Required parameters: Prediction is defined to be a statement made by someone thinks shall happen in future based on certain assumptions or statistics or following certain patterns. But, it is essential assess the necessity of parameters which shall influence the prediction analysis. Prediction accuracy is completely dependent on the parameters used and the patterns identified. The reliability on any analytics projects lies in the accuracy of prediction. The higher the accuracy is, the higher will be the customer satisfaction which shall in-turn help in expanding the business. Retaining or withstanding the confidence of the customer is the most difficult task in the Hence, in this paper we suggest the best way of identifying the parameters.
In our proposed model, the parameters may be classified into 3 levels such as direct linked parameters, indirectly linked parameters and hidden parameters.
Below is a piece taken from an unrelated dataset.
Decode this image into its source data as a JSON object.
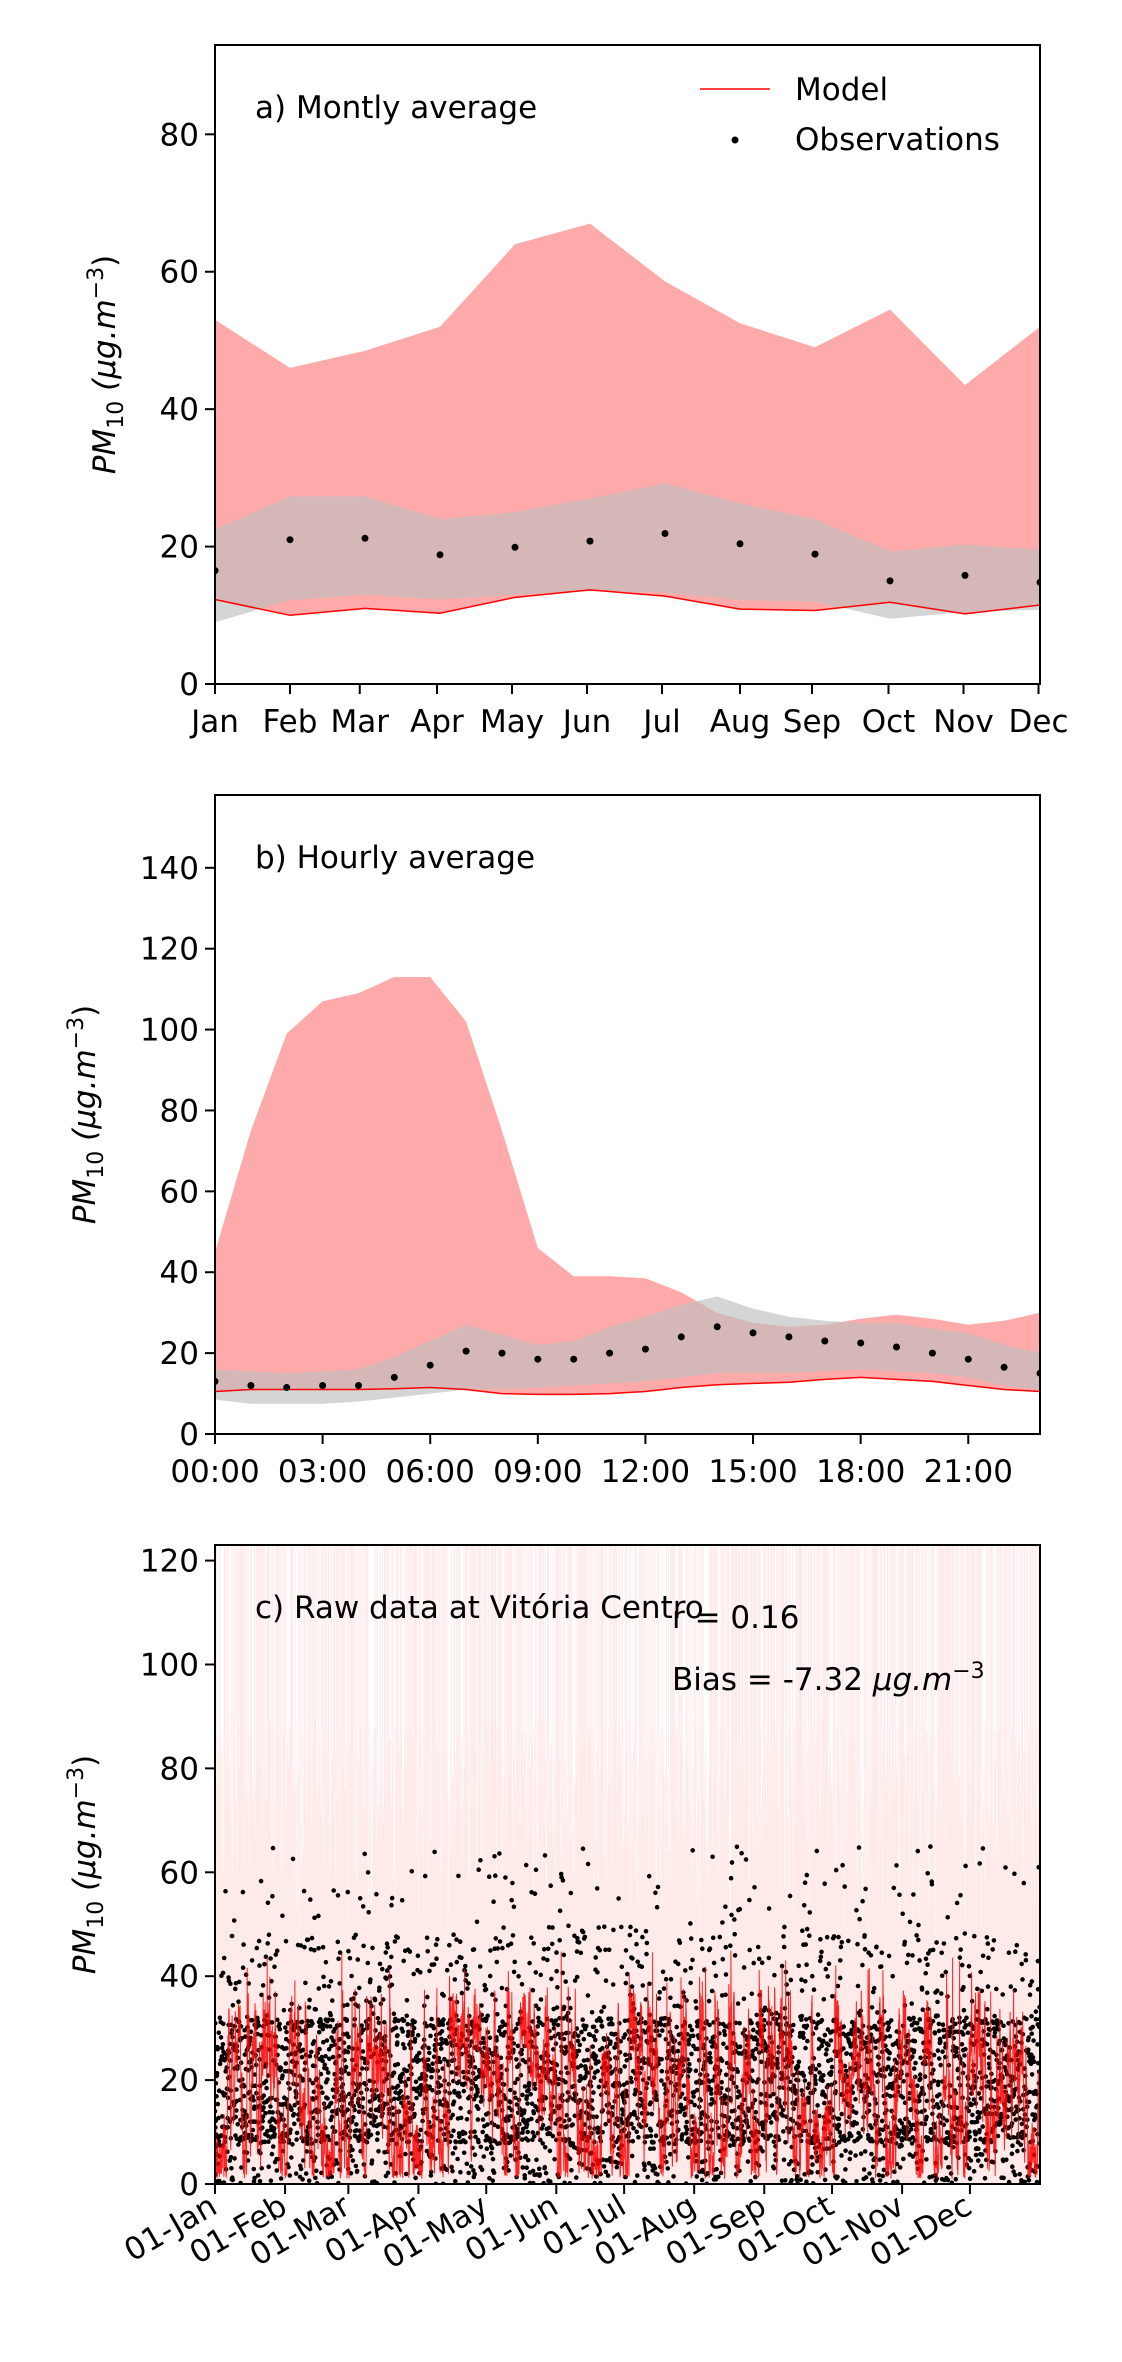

The details of parameter categorization are discussed in the next section [25-28].
Project management: Project management is the most crucial aspect in handling the big data & analytics projects. Any company shall have an assessment model for the PMV (Project Management Values) for the measurement of the performance of project management. The stronger the project management, the higher the cost to benefits of the project. The effectiveness of the project management is determined by the various aspects which can be classified as:
a. Financial aspects: Financial aspects are those measures which show the variation in Return on Investment (ROI), Productivity, Cost savings, Earnings and cash flow per share, Economic value addition, growth of sales in terms of both increase in volumes of product and the revenue inflow.
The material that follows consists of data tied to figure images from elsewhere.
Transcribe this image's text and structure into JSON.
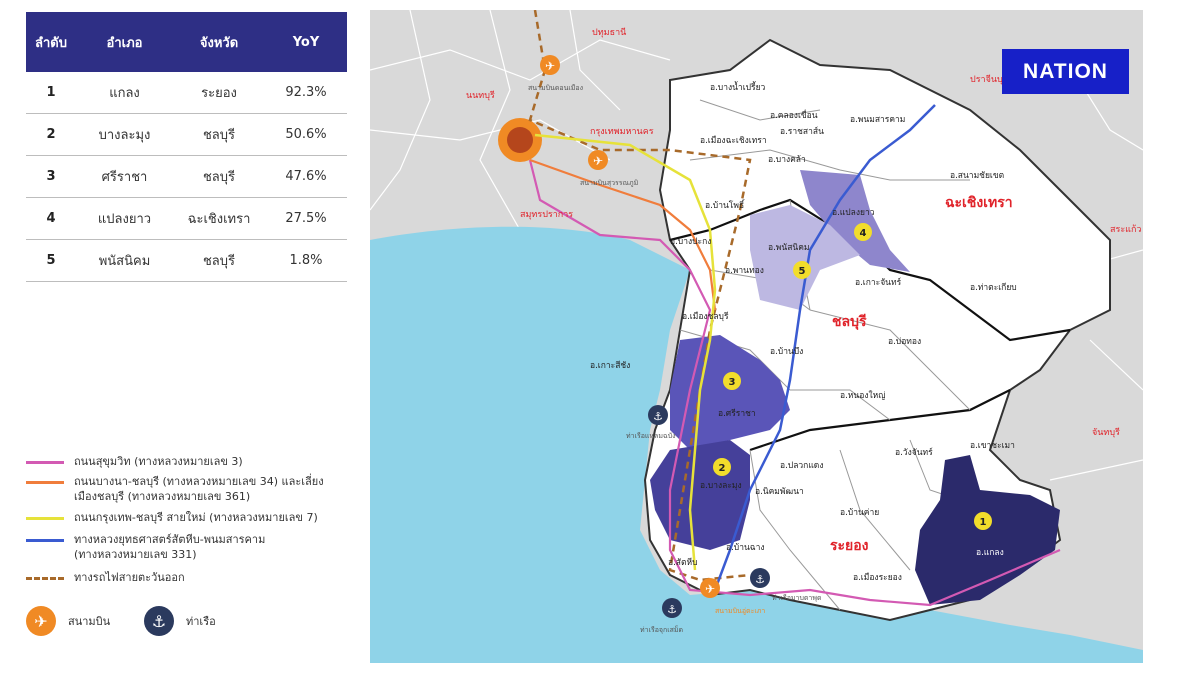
{
  "table": {
    "headers": [
      "ลำดับ",
      "อำเภอ",
      "จังหวัด",
      "YoY"
    ],
    "rows": [
      {
        "rank": "1",
        "district": "แกลง",
        "province": "ระยอง",
        "yoy": "92.3%"
      },
      {
        "rank": "2",
        "district": "บางละมุง",
        "province": "ชลบุรี",
        "yoy": "50.6%"
      },
      {
        "rank": "3",
        "district": "ศรีราชา",
        "province": "ชลบุรี",
        "yoy": "47.6%"
      },
      {
        "rank": "4",
        "district": "แปลงยาว",
        "province": "ฉะเชิงเทรา",
        "yoy": "27.5%"
      },
      {
        "rank": "5",
        "district": "พนัสนิคม",
        "province": "ชลบุรี",
        "yoy": "1.8%"
      }
    ]
  },
  "legend": {
    "sukhumvit": "ถนนสุขุมวิท (ทางหลวงหมายเลข 3)",
    "bangna": "ถนนบางนา-ชลบุรี (ทางหลวงหมายเลข 34) และเลี่ยงเมืองชลบุรี (ทางหลวงหมายเลข 361)",
    "krungthep": "ถนนกรุงเทพ-ชลบุรี สายใหม่ (ทางหลวงหมายเลข 7)",
    "strategic": "ทางหลวงยุทธศาสตร์สัตหีบ-พนมสารคาม (ทางหลวงหมายเลข 331)",
    "railway": "ทางรถไฟสายตะวันออก",
    "airport": "สนามบิน",
    "port": "ท่าเรือ"
  },
  "brand": "NATION",
  "colors": {
    "header_bg": "#2e2f85",
    "sea": "#8fd3e8",
    "land_outside": "#d9d9d9",
    "land_region": "#ffffff",
    "rank_dark": "#2b2a6b",
    "rank_mid": "#5a55b8",
    "rank_light": "#8e86cc",
    "rank_pale": "#bdb8e2",
    "sukhumvit": "#d35ab3",
    "bangna": "#f07d3c",
    "krungthep": "#e6e23a",
    "strategic": "#3a5bd1",
    "railway": "#a86a2a",
    "airport": "#f08a24",
    "port": "#2b3a5e",
    "province_label": "#e0232a",
    "marker": "#f2dd2b",
    "logo_bg": "#1720c8"
  },
  "map": {
    "provinces": {
      "chachoengsao": "ฉะเชิงเทรา",
      "chonburi": "ชลบุรี",
      "rayong": "ระยอง"
    },
    "neighbors": {
      "pathum": "ปทุมธานี",
      "nonthaburi": "นนทบุรี",
      "prachin": "ปราจีนบุรี",
      "sakaeo": "สระแก้ว",
      "chanthaburi": "จันทบุรี",
      "samutprakan": "สมุทรปราการ",
      "bangkok": "กรุงเทพมหานคร"
    },
    "districts": {
      "bangnamprieo": "อ.บางน้ำเปรี้ยว",
      "khlongkhuean": "อ.คลองเขื่อน",
      "phanomsarakham": "อ.พนมสารคาม",
      "ratchasan": "อ.ราชสาส์น",
      "mueangchachoengsao": "อ.เมืองฉะเชิงเทรา",
      "bangkhla": "อ.บางคล้า",
      "sanamchaikhet": "อ.สนามชัยเขต",
      "plaengyao": "อ.แปลงยาว",
      "banpho": "อ.บ้านโพธิ์",
      "bangpakong": "อ.บางปะกง",
      "phanatnikhom": "อ.พนัสนิคม",
      "phanthong": "อ.พานทอง",
      "kokaset": "อ.เกาะจันทร์",
      "thatakiap": "อ.ท่าตะเกียบ",
      "mueangchonburi": "อ.เมืองชลบุรี",
      "banbueng": "อ.บ้านบึง",
      "bothong": "อ.บ่อทอง",
      "kosichang": "อ.เกาะสีชัง",
      "sriracha": "อ.ศรีราชา",
      "nongyai": "อ.หนองใหญ่",
      "khaochamao": "อ.เขาชะเมา",
      "wangchan": "อ.วังจันทร์",
      "pluakdaeng": "อ.ปลวกแดง",
      "nikhompattana": "อ.นิคมพัฒนา",
      "bankhai": "อ.บ้านค่าย",
      "banglamung": "อ.บางละมุง",
      "banchang": "อ.บ้านฉาง",
      "sattahip": "อ.สัตหีบ",
      "mueangrayong": "อ.เมืองระยอง",
      "klaeng": "อ.แกลง"
    },
    "landmarks": {
      "donmueang": "สนามบินดอนเมือง",
      "suvarnabhumi": "สนามบินสุวรรณภูมิ",
      "laemchabang": "ท่าเรือแหลมฉบัง",
      "sattahipport": "ท่าเรือจุกเสม็ด",
      "utapao": "สนามบินอู่ตะเภา",
      "maptaphut": "ท่าเรือมาบตาพุด"
    },
    "markers": [
      "1",
      "2",
      "3",
      "4",
      "5"
    ]
  }
}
b. Customer aspects: Customer is treated to be the highly prioritized person in the entire project development process. He gains utmost importance among all the people involved in a project. Customer satisfaction, his profitability, customer retention, acquisition of new customers, market share of customer’s and his use.
c. Project or Process aspects: The success of project does not just depend on the financial aspects and customer aspects, but are even dependent on Project and process measures. Project performance, projects risk, etc.
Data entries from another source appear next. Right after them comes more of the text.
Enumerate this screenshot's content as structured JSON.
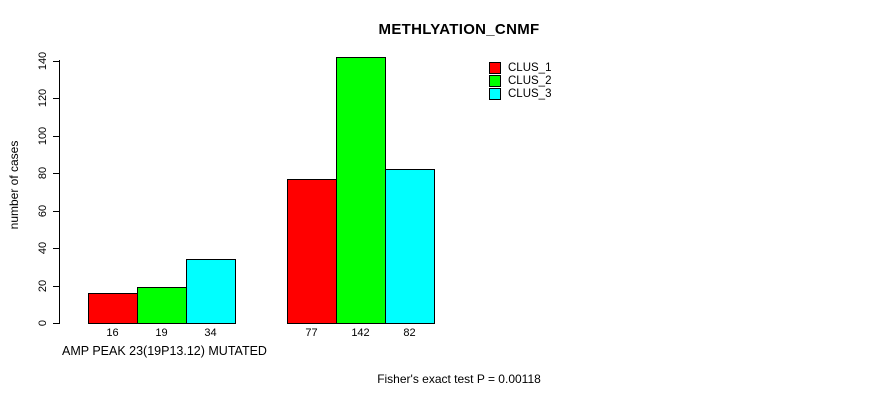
{
  "title": "METHLYATION_CNMF",
  "ylabel": "number of cases",
  "xlabel": "AMP PEAK 23(19P13.12) MUTATED",
  "footer": "Fisher's exact test P = 0.00118",
  "colors": {
    "clus_1": "#ff0000",
    "clus_2": "#00ff00",
    "clus_3": "#00ffff",
    "axis": "#000000",
    "background": "#ffffff"
  },
  "chart_data": {
    "type": "bar",
    "title": "METHLYATION_CNMF",
    "xlabel": "AMP PEAK 23(19P13.12) MUTATED",
    "ylabel": "number of cases",
    "ylim": [
      0,
      140
    ],
    "yticks": [
      0,
      20,
      40,
      60,
      80,
      100,
      120,
      140
    ],
    "grid": false,
    "legend_position": "top-right",
    "groups": 2,
    "series": [
      {
        "name": "CLUS_1",
        "color": "#ff0000",
        "values": [
          16,
          77
        ]
      },
      {
        "name": "CLUS_2",
        "color": "#00ff00",
        "values": [
          19,
          142
        ]
      },
      {
        "name": "CLUS_3",
        "color": "#00ffff",
        "values": [
          34,
          82
        ]
      }
    ],
    "bar_value_labels": [
      [
        "16",
        "19",
        "34"
      ],
      [
        "77",
        "142",
        "82"
      ]
    ]
  }
}
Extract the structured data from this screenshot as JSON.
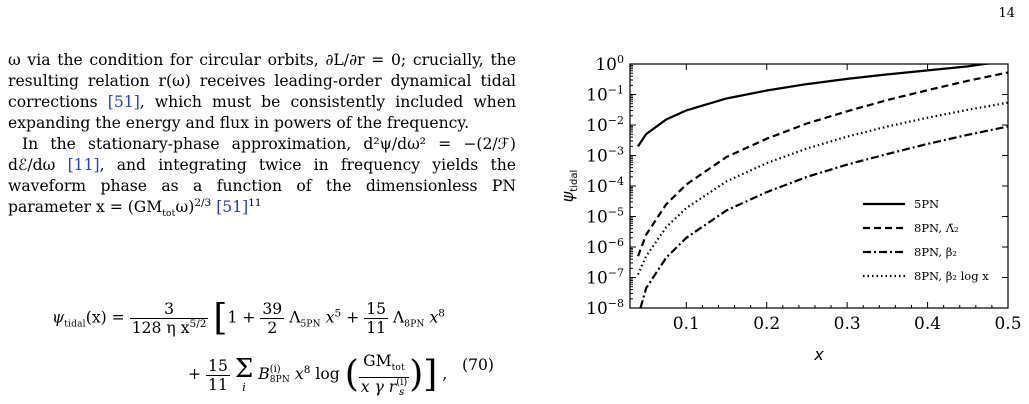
{
  "page_number": "14",
  "body": {
    "para1": "ω via the condition for circular orbits, ∂L/∂r = 0; crucially, the resulting relation r(ω) receives leading-order dynamical tidal corrections",
    "para1_cite": "[51]",
    "para1_end": ", which must be consistently included when expanding the energy and flux in powers of the frequency.",
    "para2_a": "In the stationary-phase approximation, d²ψ/dω² = −(2/ℱ) dℰ/dω",
    "para2_cite1": "[11]",
    "para2_b": ", and integrating twice in frequency yields the waveform phase as a function of the dimensionless PN parameter x = (GM",
    "para2_sub": "tot",
    "para2_c": "ω)",
    "para2_sup": "2/3",
    "para2_cite2": "[51]",
    "para2_fn": "11"
  },
  "equation": {
    "lhs": "ψ",
    "lhs_sub": "tidal",
    "lhs_arg": "(x) =",
    "f1_num": "3",
    "f1_den": "128 η x",
    "f1_den_sup": "5/2",
    "one": "1 +",
    "f2_num": "39",
    "f2_den": "2",
    "lam5": "Λ",
    "lam5_sub": "5PN",
    "x5": "x",
    "x5_sup": "5",
    "plus": "+",
    "f3_num": "15",
    "f3_den": "11",
    "lam8": "Λ",
    "lam8_sub": "8PN",
    "x8": "x",
    "x8_sup": "8",
    "l2_plus": "+",
    "f4_num": "15",
    "f4_den": "11",
    "sum": "Σ",
    "sum_sub": "i",
    "B": "B",
    "B_sup": "(i)",
    "B_sub": "8PN",
    "x8b": "x",
    "x8b_sup": "8",
    "log": "log",
    "f5_num": "GM",
    "f5_num_sub": "tot",
    "f5_den": "x γ r",
    "f5_den_sub": "s",
    "f5_den_sup": "(i)",
    "tail": ",",
    "number": "(70)"
  },
  "chart_data": {
    "type": "line",
    "xlabel": "x",
    "ylabel": "ψtidal",
    "xlim": [
      0.03,
      0.5
    ],
    "ylim_log10": [
      -8,
      0
    ],
    "yscale": "log",
    "x_ticks": [
      "0.1",
      "0.2",
      "0.3",
      "0.4",
      "0.5"
    ],
    "y_ticks": [
      {
        "base": "10",
        "exp": "0"
      },
      {
        "base": "10",
        "exp": "−1"
      },
      {
        "base": "10",
        "exp": "−2"
      },
      {
        "base": "10",
        "exp": "−3"
      },
      {
        "base": "10",
        "exp": "−4"
      },
      {
        "base": "10",
        "exp": "−5"
      },
      {
        "base": "10",
        "exp": "−6"
      },
      {
        "base": "10",
        "exp": "−7"
      },
      {
        "base": "10",
        "exp": "−8"
      }
    ],
    "legend_position": "bottom-right",
    "series": [
      {
        "name": "5PN",
        "dash": "solid",
        "x": [
          0.04,
          0.05,
          0.075,
          0.1,
          0.15,
          0.2,
          0.25,
          0.3,
          0.35,
          0.4,
          0.45,
          0.47,
          0.5
        ],
        "log10_y": [
          -2.7,
          -2.3,
          -1.82,
          -1.52,
          -1.13,
          -0.87,
          -0.66,
          -0.49,
          -0.34,
          -0.21,
          -0.08,
          0,
          0.08
        ]
      },
      {
        "name": "8PN, Λ̄₂",
        "dash": "dashed",
        "x": [
          0.04,
          0.05,
          0.075,
          0.1,
          0.15,
          0.2,
          0.25,
          0.3,
          0.35,
          0.4,
          0.45,
          0.5
        ],
        "log10_y": [
          -6.3,
          -5.6,
          -4.6,
          -3.95,
          -3.05,
          -2.45,
          -1.95,
          -1.55,
          -1.18,
          -0.86,
          -0.55,
          -0.28
        ]
      },
      {
        "name": "8PN, β₂",
        "dash": "dashdot",
        "x": [
          0.043,
          0.05,
          0.075,
          0.1,
          0.15,
          0.2,
          0.25,
          0.3,
          0.35,
          0.4,
          0.45,
          0.5
        ],
        "log10_y": [
          -8.0,
          -7.35,
          -6.35,
          -5.7,
          -4.8,
          -4.2,
          -3.7,
          -3.3,
          -2.95,
          -2.62,
          -2.32,
          -2.05
        ]
      },
      {
        "name": "8PN, β₂ log x",
        "dash": "dotted",
        "x": [
          0.04,
          0.05,
          0.075,
          0.1,
          0.15,
          0.2,
          0.25,
          0.3,
          0.35,
          0.4,
          0.45,
          0.5
        ],
        "log10_y": [
          -6.9,
          -6.3,
          -5.35,
          -4.72,
          -3.85,
          -3.25,
          -2.77,
          -2.38,
          -2.05,
          -1.76,
          -1.5,
          -1.27
        ]
      }
    ]
  }
}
d. Employee aspects: Successful delivery of any project lies also with employees involved in respective projects. Employee Buy-in is the most essential aspect that shall definitely lead to successfully completing the project leading to timely delivery and 100% customer satisfaction. The growth of any company lies with few more aspects like employee productivity, empowerment, employee’s turnover and motivation.
The increase in investments of industries on analytics based projects in software industries signifies that most of the sectors are gearing up predicting the risk well in advance to reduce the loss and also look for increase in profits. As per the statistics revealed by various organizations like Gartner, NVP etc., it is observed that the failure rate of big data based analytics projects is more than 85% which is impacting on the economy of the companies investing on big data projects. There is need for an efficient model which can lead to successful delivery of the big data projects with higher prediction accuracy.
The proposed comprehensive model shall help in driving to successful project development with higher customer retention ratio and reliable tool. The proposed model is based on certain industrial practices and had opted for novel aspects.
The overall project implementation framework has been suggested for the companies investing on big data analytics projects. However, the project management strategy is left for the future scope. The suggested model is being experimented along with the novice PM methodology for future work.